C’est d’ailleurs pour cette raison que des pays comme l’Arabie saoudite ont en quelque sorte sous-traité la production de cet aliment de bétail à d’autres pays. Il y a une dizaine d’années, réalisant qu’elle dépensait des pétrodollars pour détruire ces réserves d’eau qui avaient mis des millions d’années à se remplir, le royaume avait commencé à interdire la culture de certaines variétés gourmandes en eau. “Dans un effet domino, à partir de 2014, des entreprises alimentaires d’Arabie saoudite et des Émirats arabes unis ont créé des fermes de luzerne en Californie et en Arizona pour exploiter les eaux souterraines des États- Unis et le fleuve Colorado”, informe le média américain qui ajoute : “Au cours de la dernière décennie, les exportations américaines de foin de luzerne vers l’Arabie saoudite ont grimpé de plus de 1500 %, pour atteindre environ 300000 t l’année dernière.Moins que ce que prévoit de faire Timis au Sénégal.“African Agriculture, à pleine production, expédiera 350 000 t de luzerne sénégalaise vers l’Arabie saoudite et les Émirats arabes unis, supplantant ainsi une grande partie de ce que ces deux pays achètent actuellement aux États-Unis”. En sus de trouver des terres alternatives au Sénégal, les clients auront également le bonheur de payer moins cher.
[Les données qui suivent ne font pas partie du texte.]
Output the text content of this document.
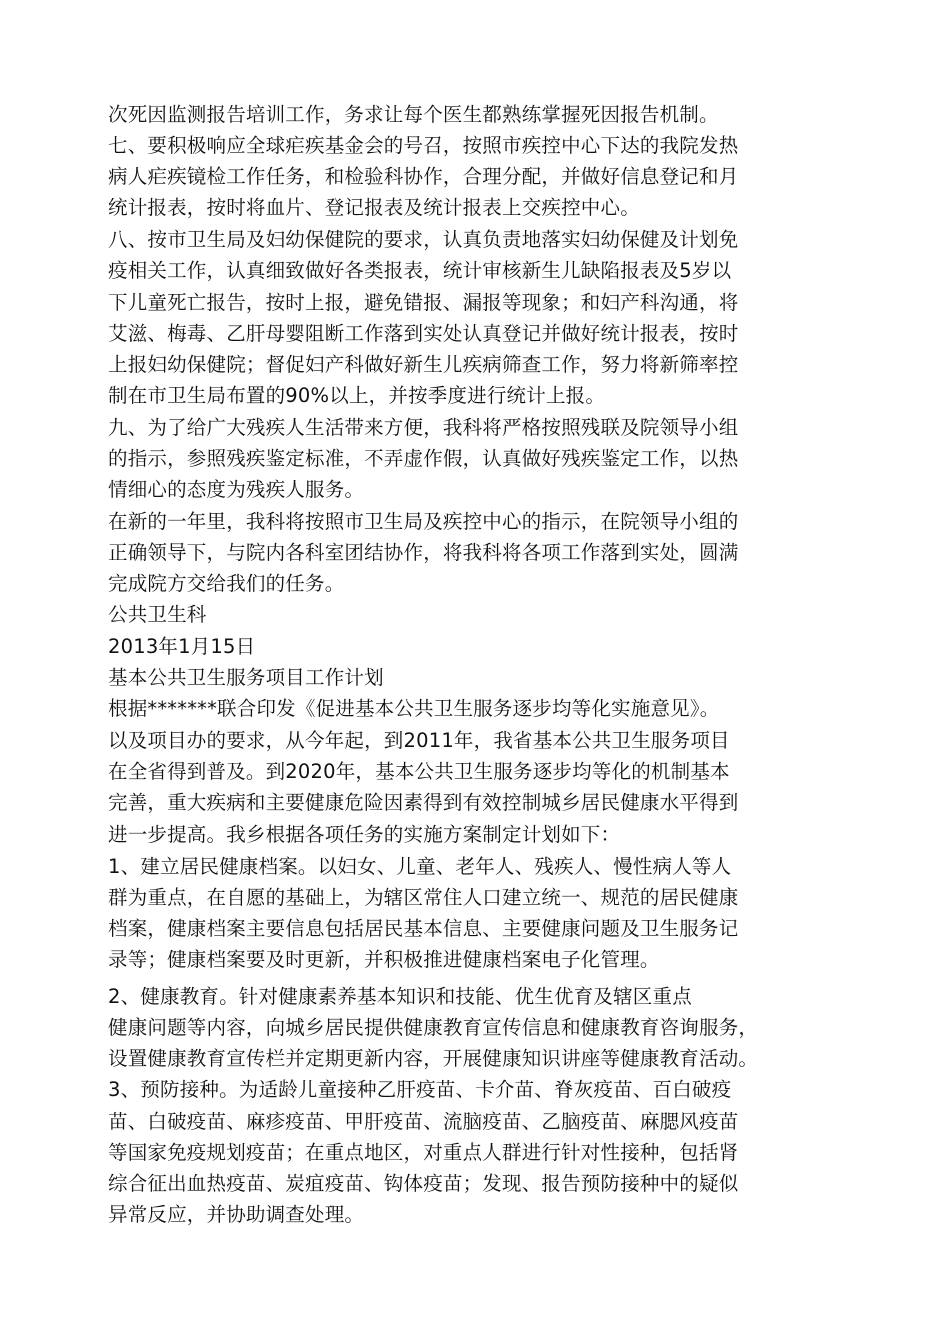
次死因监测报告培训工作，务求让每个医生都熟练掌握死因报告机制。
七、要积极响应全球疟疾基金会的号召，按照市疾控中心下达的我院发热
病人疟疾镜检工作任务，和检验科协作，合理分配，并做好信息登记和月
统计报表，按时将血片、登记报表及统计报表上交疾控中心。
八、按市卫生局及妇幼保健院的要求，认真负责地落实妇幼保健及计划免
疫相关工作，认真细致做好各类报表，统计审核新生儿缺陷报表及5岁以
下儿童死亡报告，按时上报，避免错报、漏报等现象；和妇产科沟通，将
艾滋、梅毒、乙肝母婴阻断工作落到实处认真登记并做好统计报表，按时
上报妇幼保健院；督促妇产科做好新生儿疾病筛查工作，努力将新筛率控
制在市卫生局布置的90%以上，并按季度进行统计上报。
九、为了给广大残疾人生活带来方便，我科将严格按照残联及院领导小组
的指示，参照残疾鉴定标准，不弄虚作假，认真做好残疾鉴定工作，以热
情细心的态度为残疾人服务。
在新的一年里，我科将按照市卫生局及疾控中心的指示，在院领导小组的
正确领导下，与院内各科室团结协作，将我科将各项工作落到实处，圆满
完成院方交给我们的任务。
公共卫生科
2013年1月15日
基本公共卫生服务项目工作计划
根据*******联合印发《促进基本公共卫生服务逐步均等化实施意见》。
以及项目办的要求，从今年起，到2011年，我省基本公共卫生服务项目
在全省得到普及。到2020年，基本公共卫生服务逐步均等化的机制基本
完善，重大疾病和主要健康危险因素得到有效控制城乡居民健康水平得到
进一步提高。我乡根据各项任务的实施方案制定计划如下：
1、建立居民健康档案。以妇女、儿童、老年人、残疾人、慢性病人等人
群为重点，在自愿的基础上，为辖区常住人口建立统一、规范的居民健康
档案，健康档案主要信息包括居民基本信息、主要健康问题及卫生服务记
录等；健康档案要及时更新，并积极推进健康档案电子化管理。
2、健康教育。针对健康素养基本知识和技能、优生优育及辖区重点
健康问题等内容，向城乡居民提供健康教育宣传信息和健康教育咨询服务，
设置健康教育宣传栏并定期更新内容，开展健康知识讲座等健康教育活动。
3、预防接种。为适龄儿童接种乙肝疫苗、卡介苗、脊灰疫苗、百白破疫
苗、白破疫苗、麻疹疫苗、甲肝疫苗、流脑疫苗、乙脑疫苗、麻腮风疫苗
等国家免疫规划疫苗；在重点地区，对重点人群进行针对性接种，包括肾
综合征出血热疫苗、炭疽疫苗、钩体疫苗；发现、报告预防接种中的疑似
异常反应，并协助调查处理。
En effet, informe Bloomberg, l’eau du lac de Guiers, qui permet d’irriguer les champs de luzerne, ne coute que 5 % de ce que coute l’eau en Europe et aux États unis. Aussi, la distance de navigation entre le Sénégal et le Golfe persique est de moitié moins longue qu’avec la Californie.

Pour rappel, les terres en question sont celles-là mêmes qui ont été attribuées à des Italiens dans le cadre du Projet Sen-Huile Sen-Ethanol. Ces derniers se sont retirés par la suite du projet qui, finalement, s’est retrouvé entre les mains de Timis, sans que les populations ne sachent comment cela a pu avoir lieu.